Can My Upper and Lower Eyelids Undergo Eyelid Reshaping?

Q: Dr. Eppley, I am not sure how common this eye reshaping question is. I was wondering about how far a plastic surgeon can go to alter the shape of someone’s eyes. My eyes are pretty standard Caucasian, round, double lids, no epicanthal folds, non-hooded, etc. But I wanted to change a number of things about my eyes. First off, when relaxed my eyes are round, really open-looking, and sort of just dull. That’s why I have a habit of squinting them to make them appear narrower, and I know that’s probably not good for them, but that’s besides the point. I was wondering if there is a surgery, (or probably a number of surgeries in my case) that can be done for the following: In the inner corners of my eyes, there are just normal looking open tear ducts. But I was wondering if there is anything that can be done to “hood them” or give them the slightest epicanthal folds, not enough that they look Asian, but just enough so that they look exotic and sharp and not as much “open.” Jennifer Lawrence’s eyes are sort of like that. The second thing I was looking into was having the lower eyelids lifted so that my eyes have more of a narrower shape so that I don’t have to squint them. The third thing is something that I have no idea is possible or not, but I was wondering if you can get the middle of your upper eyelids hooded? Not the outer parts of the top eyelids, just the middle so that they’d gradually fan out from sharp, exotic tear ducts, then to a hooded upper eyelid right at the arch of the lid, and then into nice, open outer lids. The fourth thing I was considering was I believe called a canthoplasty, and I’m looking to have the outer corners of my eyes raised slightly so that they have an upwards slant and look more exotic. Sorry this was so long! I just know that the eyes are the most noticeable/memorable feature of someone and I would kill for nice eyes.

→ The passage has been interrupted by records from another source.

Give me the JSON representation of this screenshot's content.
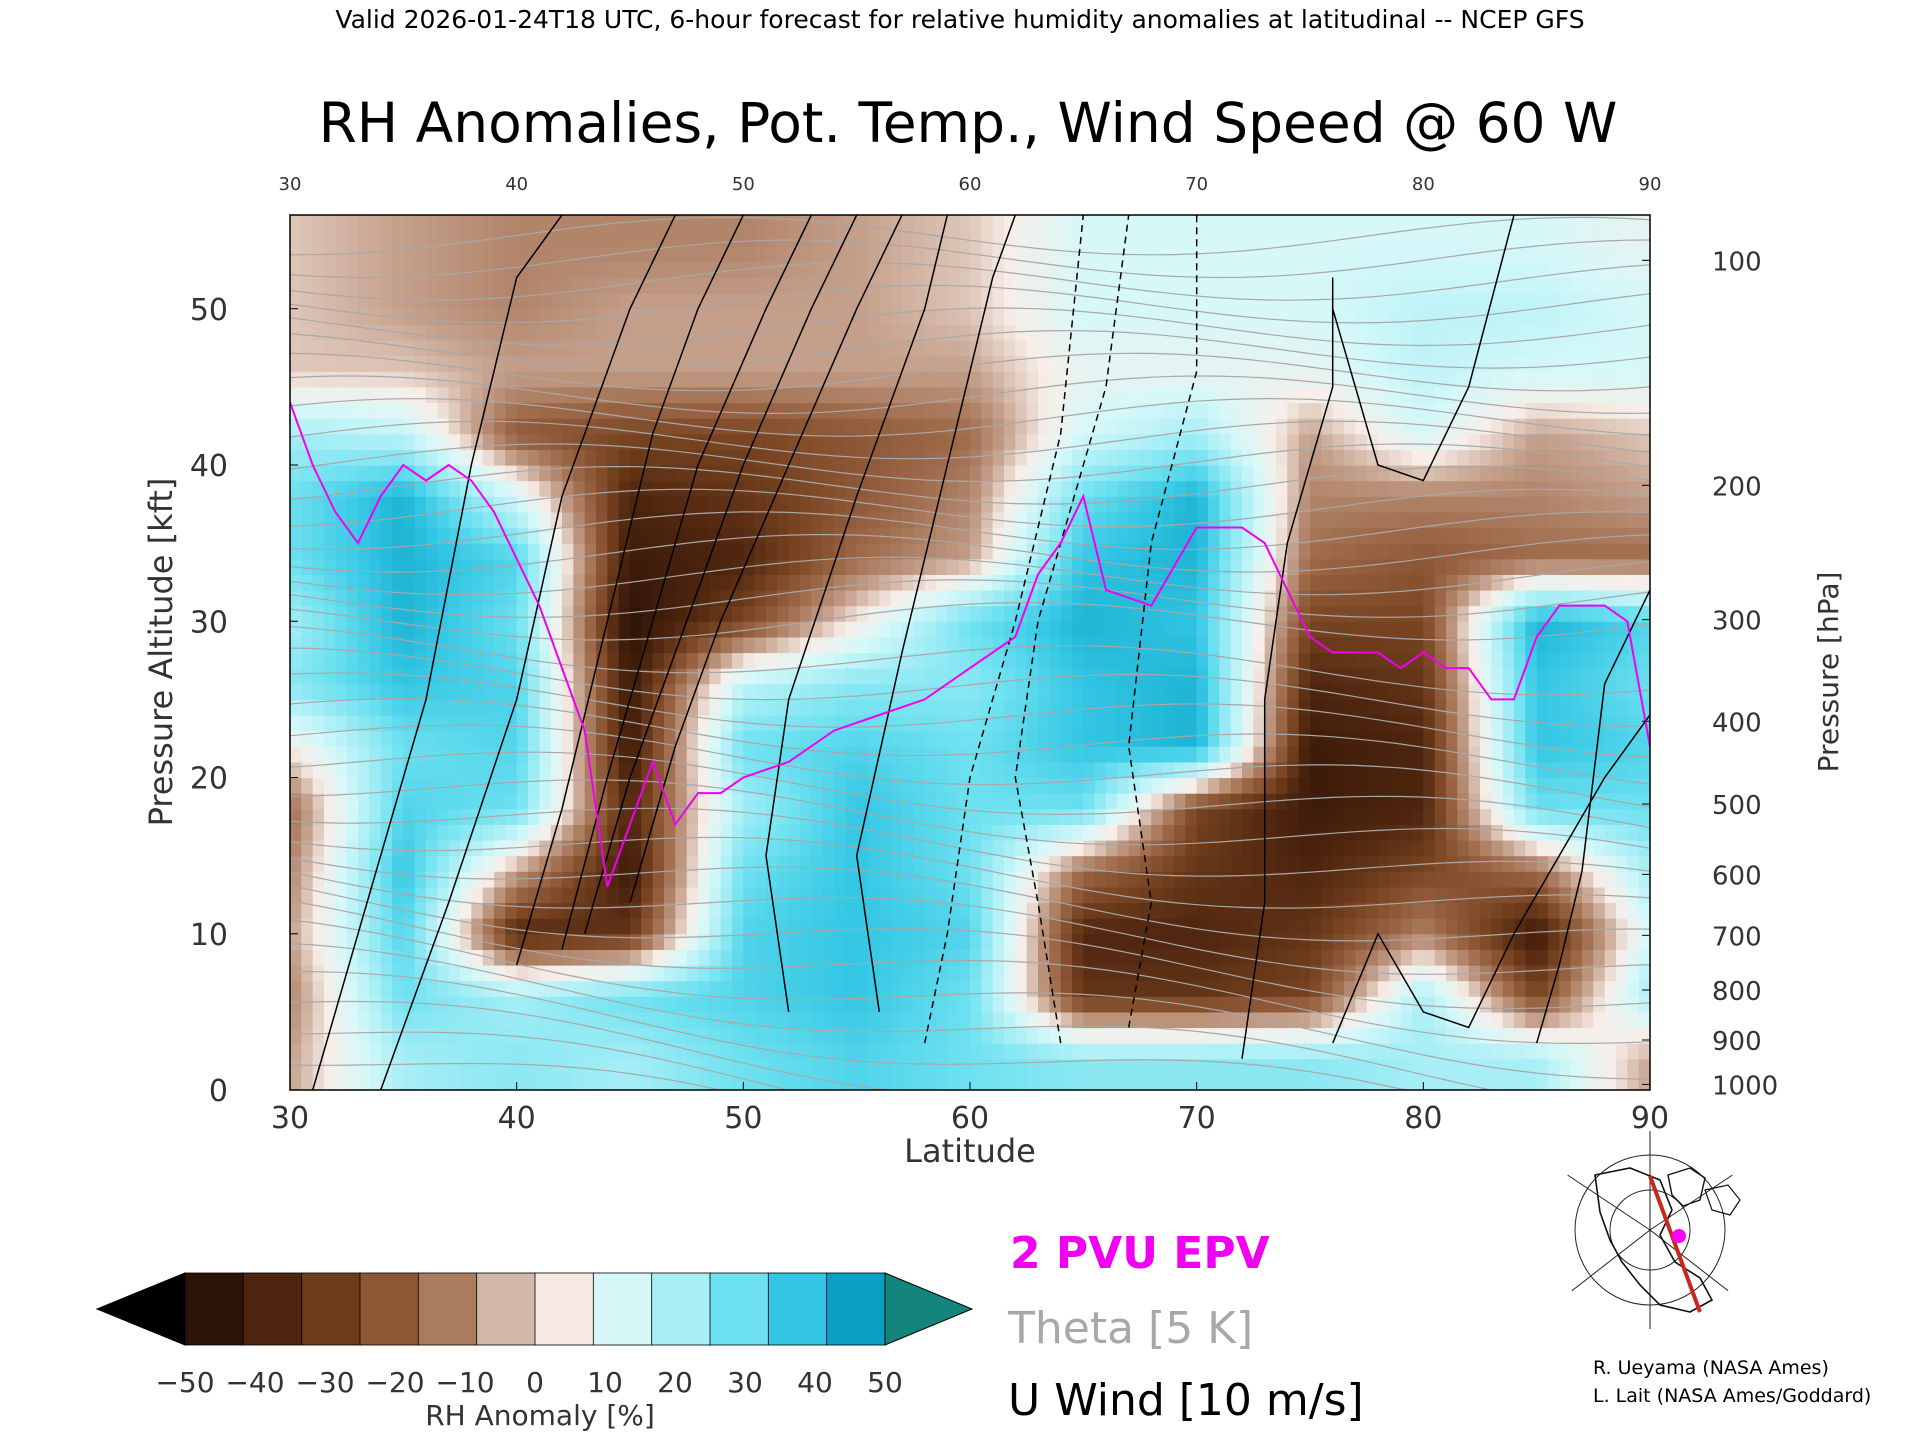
{
  "header": "Valid 2026-01-24T18 UTC, 6-hour forecast for relative humidity anomalies at latitudinal -- NCEP GFS",
  "title": "RH Anomalies, Pot. Temp., Wind Speed @ 60 W",
  "chart_data": {
    "type": "heatmap",
    "title": "RH Anomalies, Pot. Temp., Wind Speed @ 60 W",
    "xlabel": "Latitude",
    "ylabel_left": "Pressure Altitude [kft]",
    "ylabel_right": "Pressure [hPa]",
    "xlim": [
      30,
      90
    ],
    "ylim_kft": [
      0,
      56
    ],
    "x_ticks": [
      "30",
      "40",
      "50",
      "60",
      "70",
      "80",
      "90"
    ],
    "top_ticks": [
      "30",
      "40",
      "50",
      "60",
      "70",
      "80",
      "90"
    ],
    "y_ticks_left": [
      "0",
      "10",
      "20",
      "30",
      "40",
      "50"
    ],
    "y_ticks_right": [
      {
        "label": "1000",
        "kft": 0.36
      },
      {
        "label": "900",
        "kft": 3.2
      },
      {
        "label": "800",
        "kft": 6.4
      },
      {
        "label": "700",
        "kft": 9.9
      },
      {
        "label": "600",
        "kft": 13.8
      },
      {
        "label": "500",
        "kft": 18.3
      },
      {
        "label": "400",
        "kft": 23.6
      },
      {
        "label": "300",
        "kft": 30.1
      },
      {
        "label": "200",
        "kft": 38.7
      },
      {
        "label": "100",
        "kft": 53.1
      }
    ],
    "rh_anomaly_grid": {
      "latitudes": [
        30,
        35,
        40,
        45,
        50,
        55,
        60,
        65,
        70,
        75,
        80,
        85,
        90
      ],
      "altitudes_kft": [
        2,
        6,
        10,
        14,
        18,
        22,
        26,
        30,
        34,
        38,
        42,
        46,
        50,
        54
      ],
      "values_percent": [
        [
          -10,
          20,
          25,
          20,
          30,
          35,
          30,
          25,
          25,
          25,
          20,
          20,
          -10
        ],
        [
          -15,
          30,
          20,
          30,
          35,
          40,
          30,
          -35,
          -35,
          -30,
          20,
          -30,
          20
        ],
        [
          -10,
          35,
          -40,
          -35,
          35,
          40,
          35,
          -40,
          -40,
          -35,
          -15,
          -45,
          10
        ],
        [
          -15,
          40,
          -10,
          -45,
          30,
          40,
          30,
          -20,
          -35,
          -40,
          -30,
          -20,
          20
        ],
        [
          -20,
          35,
          30,
          -40,
          20,
          40,
          30,
          30,
          -30,
          -45,
          -40,
          30,
          30
        ],
        [
          0,
          30,
          35,
          -45,
          30,
          35,
          30,
          40,
          45,
          -45,
          -40,
          40,
          35
        ],
        [
          25,
          40,
          35,
          -45,
          15,
          25,
          25,
          40,
          45,
          -40,
          -35,
          40,
          30
        ],
        [
          20,
          45,
          30,
          -50,
          -30,
          0,
          30,
          45,
          40,
          -30,
          -30,
          45,
          35
        ],
        [
          30,
          45,
          35,
          -45,
          -40,
          -20,
          -10,
          40,
          45,
          -20,
          -25,
          -20,
          -20
        ],
        [
          30,
          45,
          10,
          -40,
          -35,
          -25,
          -15,
          30,
          45,
          -15,
          -15,
          -15,
          -10
        ],
        [
          20,
          15,
          -25,
          -30,
          -30,
          -25,
          -20,
          10,
          20,
          -10,
          10,
          -10,
          -5
        ],
        [
          -5,
          -5,
          -10,
          -10,
          -10,
          -10,
          -10,
          5,
          5,
          5,
          15,
          10,
          10
        ],
        [
          -5,
          -10,
          -15,
          -10,
          -10,
          -10,
          -5,
          10,
          10,
          10,
          15,
          15,
          10
        ],
        [
          -5,
          -10,
          -15,
          -15,
          -15,
          -10,
          -5,
          10,
          10,
          10,
          10,
          10,
          5
        ]
      ]
    },
    "pvu_line": {
      "lat": [
        30,
        31,
        32,
        33,
        34,
        35,
        36,
        37,
        38,
        39,
        40,
        41,
        42,
        43,
        44,
        45,
        46,
        47,
        48,
        49,
        50,
        52,
        54,
        56,
        58,
        60,
        61,
        62,
        63,
        64,
        65,
        66,
        68,
        70,
        72,
        73,
        74,
        75,
        76,
        77,
        78,
        79,
        80,
        81,
        82,
        83,
        84,
        85,
        86,
        87,
        88,
        89,
        90
      ],
      "kft": [
        44,
        40,
        37,
        35,
        38,
        40,
        39,
        40,
        39,
        37,
        34,
        31,
        27,
        23,
        13,
        17,
        21,
        17,
        19,
        19,
        20,
        21,
        23,
        24,
        25,
        27,
        28,
        29,
        33,
        35,
        38,
        32,
        31,
        36,
        36,
        35,
        32,
        29,
        28,
        28,
        28,
        27,
        28,
        27,
        27,
        25,
        25,
        29,
        31,
        31,
        31,
        30,
        22
      ]
    },
    "theta_interval": "5 K",
    "u_wind_interval": "10 m/s",
    "colorbar": {
      "label": "RH Anomaly [%]",
      "ticks": [
        "−50",
        "−40",
        "−30",
        "−20",
        "−10",
        "0",
        "10",
        "20",
        "30",
        "40",
        "50"
      ],
      "colors": [
        "#2c1307",
        "#4e250e",
        "#6e3b1b",
        "#8d5733",
        "#aa7b5e",
        "#d3b8aa",
        "#f5e9e2",
        "#d6f8f9",
        "#a7eef6",
        "#6ee1f0",
        "#33c6e4",
        "#0aa0c4"
      ],
      "under_color": "#000000",
      "over_color": "#14857c"
    }
  },
  "legend": {
    "pvu": "2 PVU EPV",
    "theta": "Theta [5 K]",
    "uwind": "U Wind [10 m/s]"
  },
  "colors": {
    "pvu": "#f000f0",
    "theta": "#a8a8a8",
    "uwind": "#000000",
    "map_marker": "#ff00ff",
    "map_section_line": "#c8281e"
  },
  "credits": {
    "line1": "R. Ueyama (NASA Ames)",
    "line2": "L. Lait (NASA Ames/Goddard)"
  }
}
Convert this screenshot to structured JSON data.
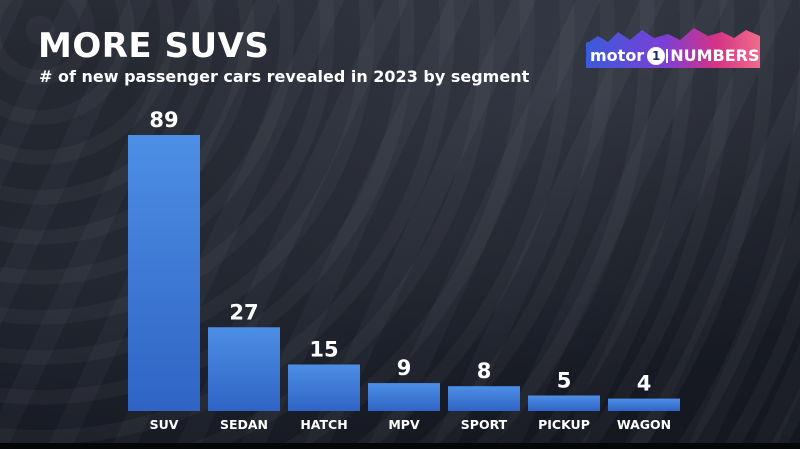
{
  "header": {
    "title": "MORE SUVS",
    "subtitle": "# of new passenger cars revealed in 2023 by segment"
  },
  "logo": {
    "left_text": "motor",
    "badge": "1",
    "right_text": "NUMBERS",
    "colors": [
      "#3b5bdb",
      "#7b3fd6",
      "#d63384",
      "#f06b8a"
    ]
  },
  "chart_data": {
    "type": "bar",
    "title": "MORE SUVS",
    "subtitle": "# of new passenger cars revealed in 2023 by segment",
    "xlabel": "",
    "ylabel": "",
    "categories": [
      "SUV",
      "SEDAN",
      "HATCH",
      "MPV",
      "SPORT",
      "PICKUP",
      "WAGON"
    ],
    "values": [
      89,
      27,
      15,
      9,
      8,
      5,
      4
    ],
    "ylim": [
      0,
      89
    ],
    "grid": false,
    "legend": "none",
    "colors": {
      "bar_top": "#4d8fe6",
      "bar_bottom": "#2f64c4",
      "label": "#ffffff"
    }
  }
}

A: Thank you for your inquiry. In answer to your eye reshaping questions, which are not uncommon:

1) For the inner corners of the eye, it is possible to close them down a bit for more coverage of the lacrimal lake. But that does not usually create a true epicanthal fold appearance.

2) The lower eyelid can be raised by the placement of an interpositional mucosal graft combined with a lateral canthopexy. Raising the horizontal level of the eyelid requires more tissue,  not just being ‘pulled  up’.

3) A hood can not be created in the upper eyelids as that would require more skin…and a skin graft would create a patchy unnatural appearance.

4) The outer corners of the eyes can be raised, but as discussed in #2, this requires an interpositional graft to maintain it.